Although the higher layers seem to resemble human symmetry perception of the CD album covers best, we cannot unconditionally recommend to use higher-layer features for getting the best results with other types of stimuli. Higher-layer features are not well understood yet, despite intense research [
16,
28,
29]. Yosinski et al. [
25] investigated how transferable learned features are between different tasks and found that the features from the first two layers only can be considered truly generic. Higher-layer features tend to be specific to the set of images that were used during training; this specificity may potentially limit their usefulness when novel images are encoded by the CNNs. Although we did not observe such a negative effect in our study, this potential problem should be kept in mind.
In order to evaluate the correlation between subjective ratings and calculated symmetry values, we measured Spearman’s rank (non-parametric) correlation. Thus, we did not exactly replicate the behavioral measures, but predicted their relative strength. We observed that quadratic and cubic models fit the relation between our measure and the subjective ratings better than a linear model, which indicates that the relation between the two measures is not strictly linear. In other words, our algorithm does not match the exact subjective ratings that one would get from human observers. Rather, the algorithm predicts the relative subjective impression of symmetry in sets of images. This correspondence is strongest when symmetry is either very prominent or almost absent. With intermediate degrees of symmetry, human observers tend to agree less on how symmetric an image is (
Figure 6). At the same time, the correspondence with the calculated values is less precise (
Figure 5).
5. Conclusions
We propose a novel computational method that was developed to predict human left/right symmetry ratings for complex, non-geometrical images, as exemplified by CD album covers. The aim of the model is to closely match subjective symmetry as judged by human observers. For this purpose, we used filters learned by CNNs because they are akin to receptive fields in the early human visual system and get more and more abstract at higher layers of the CNNs. In order to evaluate our method, we compared the results from the computational model with subjective ratings by 20 participants who assessed left/right symmetry in a dataset of 300 different album covers. We evaluated different model configurations by calculating the correlation between the computationally obtained results and the ratings by humans.

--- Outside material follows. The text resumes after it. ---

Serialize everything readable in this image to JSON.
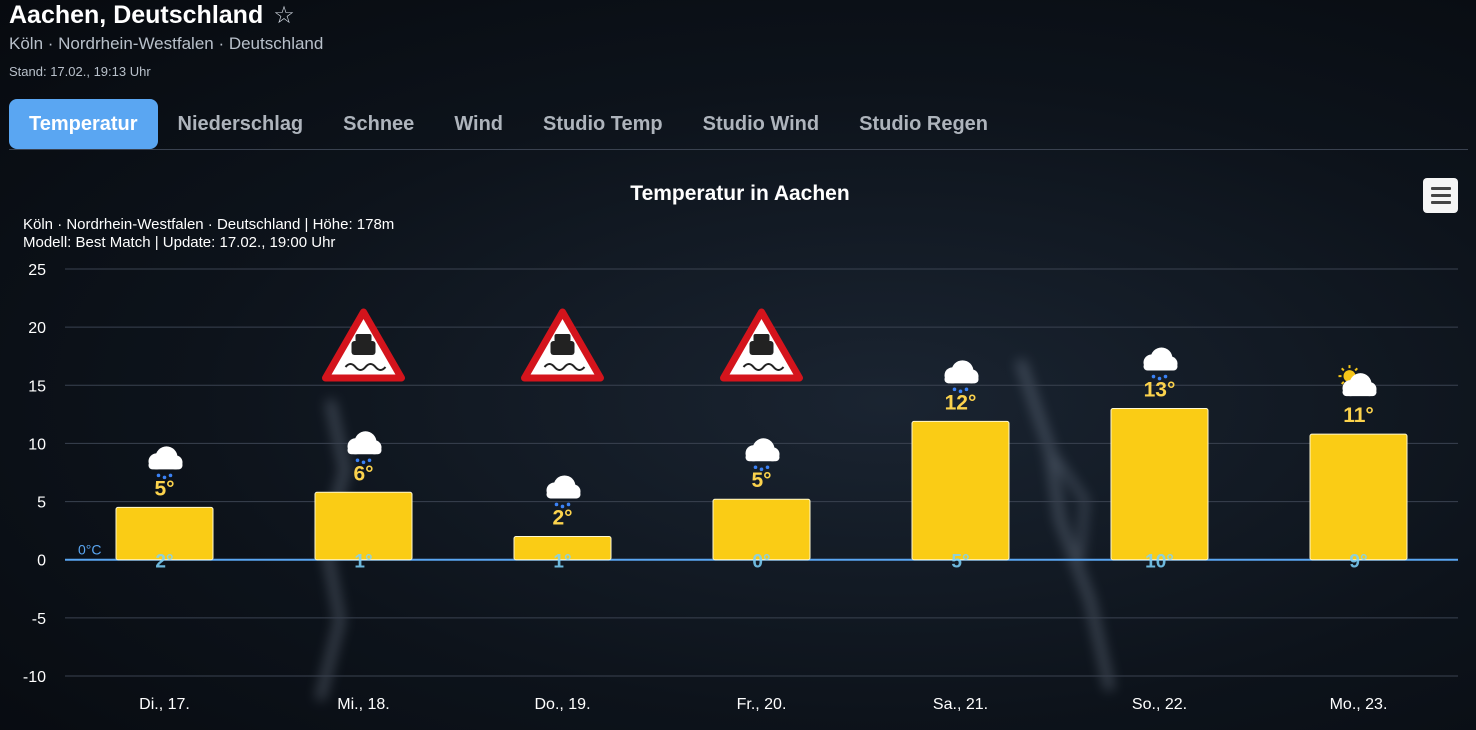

Results demonstrate that our algorithm outperforms a recently proposed method for measuring continuous symmetry in an image by comparing pixel intensities [
12]. Moreover, the correlation increased from 0.80 to 0.90 when we used filters from higher layers that focus on more abstract features. However, it remains to be established whether our approach also works for images other than album covers. For arbitrary images, we recommend to use second-layer features because they are known to be more universal than higher-layer features and lead to better results than first-layer features in our study.
In future research, we will use the proposed symmetry measure to study the role of symmetry in aesthetic perception, for example, by applying the measure to images of visual artworks and photographs.